Progrès, processus, évolution • La notion de progrès chez les philosophes des Lumières : pour la première fois, l'histoire n'est plus celle d'une Providence.

Elle prouve le caractère rationnel de la marche de l'humanité vers un « avenir radieux »Al n'est plus nécessaire d'invoquer un dieu pour concevoir le sens de l'histoire.

L'homme évolue, il passe du bien au mieux.

Il a du mal à échapper au poids de l'irrationnel, des préjugés, mais à chaque fois qu'il les dépasse, il s'améliore.

Progrès scientifique, technique, vont de pair avec le progrès moral pensent les philosophes des Lumières comme Voltaire, d'Alembert, Condorcet...

Seul Rousseau fera figure de trouble fête : le progrès technique engendre la décadence morale.

Mais l'histoire est une marche de la raison vers la liberté. • Hegel affinera cette idée de progrès qu'il remplacera par le processus dialectique : chaque étape de l'histoire voit se réaliser dans une expression politique privilégiée, l'essence provisoire de l'humanité jusqu'au moment suivant où elle sera niée à son tour.

L'histoire emporte l'homme dans un progrès dialectique par le dépassement des contradictions [exemple : l'Empire grec qui donna au monde occidental la philosophie, le Logos (la Raison), fut en partie anéanti par les Romains qui ajoutèrent au Logos l'idée de Droit.

Les Romains furent à leur tour vaincus par la pensée chrétienne qui au Logos, au Droit adjoignit la notion de salut].

La Raison s'accomplit à travers l'histoire. • Pour le matérialisme dialectique, le mouvement de l'histoire a pour origine les réalités économiques et les hommes n'agissent que pour satisfaire ces besoins là.

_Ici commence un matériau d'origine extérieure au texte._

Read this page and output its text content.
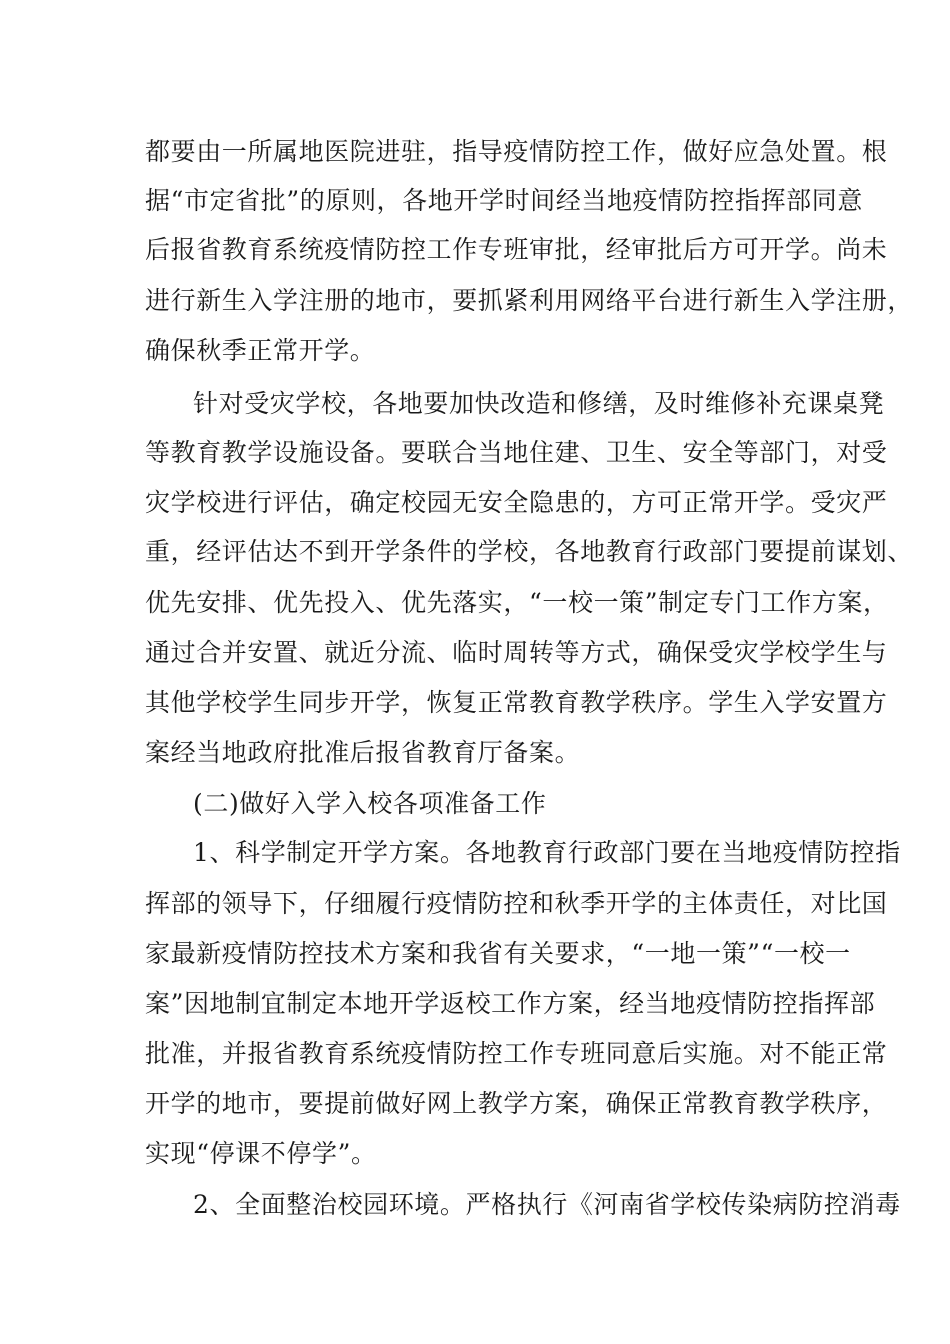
都要由一所属地医院进驻，指导疫情防控工作，做好应急处置。根
据“市定省批”的原则，各地开学时间经当地疫情防控指挥部同意
后报省教育系统疫情防控工作专班审批，经审批后方可开学。尚未
进行新生入学注册的地市，要抓紧利用网络平台进行新生入学注册，
确保秋季正常开学。
针对受灾学校，各地要加快改造和修缮，及时维修补充课桌凳
等教育教学设施设备。要联合当地住建、卫生、安全等部门，对受
灾学校进行评估，确定校园无安全隐患的，方可正常开学。受灾严
重，经评估达不到开学条件的学校，各地教育行政部门要提前谋划、
优先安排、优先投入、优先落实，“一校一策”制定专门工作方案，
通过合并安置、就近分流、临时周转等方式，确保受灾学校学生与
其他学校学生同步开学，恢复正常教育教学秩序。学生入学安置方
案经当地政府批准后报省教育厅备案。
(二)做好入学入校各项准备工作
1、科学制定开学方案。各地教育行政部门要在当地疫情防控指
挥部的领导下，仔细履行疫情防控和秋季开学的主体责任，对比国
家最新疫情防控技术方案和我省有关要求，“一地一策”“一校一
案”因地制宜制定本地开学返校工作方案，经当地疫情防控指挥部
批准，并报省教育系统疫情防控工作专班同意后实施。对不能正常
开学的地市，要提前做好网上教学方案，确保正常教育教学秩序，
实现“停课不停学”。
2、全面整治校园环境。严格执行《河南省学校传染病防控消毒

Marx affirme que l'histoire est commandée par la lutte des classes qui doit conduire à la disparition du capitalisme remplacé par une société sans classe.

Cette marche inéluctable de l'histoire doit aboutir à la libération totale de l'homme. Le matérialisme dialectique Le concept de matérialisme dialectique apparaît tardivement (1886) sous la plume de F.

Engels.

Auparavant, le concept de dialectique matérialiste désignait la méthode mise en oeuvre par Marx et Engels, étant entendu qu'il s'agissait de la dialectique de Hegel « remise sur ses pieds ».

Par là, Marx reconnaissait sa dette envers Hegel tout en soulignant le renversement opéré à travers la primauté qu'il accordait au matériel par rapport à l'idéel.

Par ailleurs, selon Marx et Engels, la dialectique n°oeuvre pas seulement dans la pensée, mais dans le réel, dans les mondes organique ou animal et dans l'histoire (d'où d'ailleurs la notion de matérialisme historique forgée ultérieurement par les marxistes). Le premier emprunt à Hegel est celui de contradictions dont Marx et Engels montrent qu'elles traversent toute la vie, la nature et l'histoire, car elles expliquent le mouvement.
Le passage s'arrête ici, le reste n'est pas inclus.